Objectives of the Mission

  • To investigate the causes of coronal heating and instability, such as flares and coronal mass ejections, and gain insight into the basic plasma properties of the corona.
  • To obtain high-resolution images of the evolution of solar flare ribbons in a field of view focused on a large, active region on the Sun.
  • To understand the forces driving the heating of the Sun’s corona and the eruptions in that outermost region that is at the foundation of space weather.

Significance

  • The mission will offer deeper insight into the physics of the solar atmosphere.

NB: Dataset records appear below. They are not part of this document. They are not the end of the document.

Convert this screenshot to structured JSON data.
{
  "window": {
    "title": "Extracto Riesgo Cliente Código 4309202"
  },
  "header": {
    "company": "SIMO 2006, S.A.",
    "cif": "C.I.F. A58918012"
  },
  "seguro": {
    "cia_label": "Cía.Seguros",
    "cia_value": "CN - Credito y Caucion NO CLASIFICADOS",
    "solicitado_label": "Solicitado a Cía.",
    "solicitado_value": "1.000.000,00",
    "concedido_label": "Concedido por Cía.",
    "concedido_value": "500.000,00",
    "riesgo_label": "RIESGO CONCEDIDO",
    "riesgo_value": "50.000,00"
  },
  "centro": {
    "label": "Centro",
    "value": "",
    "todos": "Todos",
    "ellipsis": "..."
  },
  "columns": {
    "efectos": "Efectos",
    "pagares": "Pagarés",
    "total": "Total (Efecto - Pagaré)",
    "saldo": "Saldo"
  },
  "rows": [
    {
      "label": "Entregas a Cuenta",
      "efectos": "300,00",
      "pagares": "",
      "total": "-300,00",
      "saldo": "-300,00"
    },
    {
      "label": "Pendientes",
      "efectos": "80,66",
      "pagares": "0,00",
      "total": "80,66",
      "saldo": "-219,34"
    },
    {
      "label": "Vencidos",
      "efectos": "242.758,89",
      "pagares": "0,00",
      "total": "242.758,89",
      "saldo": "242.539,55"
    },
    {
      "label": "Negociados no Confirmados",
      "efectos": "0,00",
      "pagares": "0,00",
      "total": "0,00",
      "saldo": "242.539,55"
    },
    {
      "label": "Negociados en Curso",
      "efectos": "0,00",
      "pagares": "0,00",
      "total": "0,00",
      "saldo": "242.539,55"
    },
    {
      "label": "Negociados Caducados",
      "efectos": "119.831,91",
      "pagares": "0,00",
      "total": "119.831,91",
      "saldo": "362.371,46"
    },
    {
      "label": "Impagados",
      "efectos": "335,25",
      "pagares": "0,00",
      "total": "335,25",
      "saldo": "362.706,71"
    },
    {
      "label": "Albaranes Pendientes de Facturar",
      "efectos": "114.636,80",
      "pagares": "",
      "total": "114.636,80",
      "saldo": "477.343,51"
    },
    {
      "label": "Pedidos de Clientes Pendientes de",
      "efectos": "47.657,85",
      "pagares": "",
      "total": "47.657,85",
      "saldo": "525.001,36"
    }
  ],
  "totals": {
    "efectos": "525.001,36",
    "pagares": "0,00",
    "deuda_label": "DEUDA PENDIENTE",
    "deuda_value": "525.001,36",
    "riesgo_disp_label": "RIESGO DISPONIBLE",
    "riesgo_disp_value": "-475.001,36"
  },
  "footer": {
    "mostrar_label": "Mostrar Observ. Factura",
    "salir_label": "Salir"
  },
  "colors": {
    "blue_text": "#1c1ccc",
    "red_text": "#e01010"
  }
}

The mission will also provide complementary observations from heliophysics research such as the Extreme UltraViolet Spectroscopic Telescope and ground-based observatories.

HelioSwarm

About

  • The HelioSwarm mission is a constellation or “swarm” of nine spacecraft that will capture the first multiscale in-space measurements of fluctuations in the magnetic field and motions of the solar wind known as solar wind turbulence.

Hub spacecraft

  • HelioSwarm consists of one hub spacecraft and eight co-orbiting small satellites that range in distance from each other and the hub spacecraft.
  • The hub spacecraft will maintain radio contact with each small satellite. All radio contact between the swarm and Earth will be conducted through the hub spacecraft and the NASA Deep Space Network of spacecraft communication antennas.

Studying the Solar Wind

  • The Sun’s outermost atmospheric layer, the heliosphere, encompasses an enormous region of the solar system.
  • Solar winds spread through the heliosphere, and their interactions with planetary magnetospheres and disruptions such as coronal mass ejections affect their turbulence.
  • Studying solar wind turbulence across large areas requires plasma measurements taken simultaneously from different points in space.
  • The technical innovation of HelioSwarm’s small satellites operating together as a constellation provides the unique ability to investigate turbulence and its evolution in the solar wind.

 

HELIOSPHERE

The heliosphere is the magnetosphere and outermost atmospheric layer of the Sun. It takes the shape of a vast, bubble-like region of space. It is the cavity formed by the Sun in the surrounding interstellar medium. The "bubble" of the heliosphere is continuously "inflated" by plasma originating from the Sun, known as the solar wind. As part of the interplanetary magnetic field, the heliosphere shields the Solar System from significant amounts of cosmic ionizing radiation; uncharged gamma rays etc.

HELIOPAUSE

Heliopause marks the end of a region created by our sun that is called the heliosphere. At heliopause the interstellar medium and solar wind pressures balance.

TERMINATION SHOCK

The termination shock is the boundary marking one of the outer limits of the Sun's influence, and is one boundary of the solar system. It is where the bubble of solar wind particles slows down so that the particles are traveling slower than the speed of sound.

HELIOSHEATH

The "heliosheath", is a broad transitional region between the termination shock and the heliosphere's outmost edge, the "heliopause".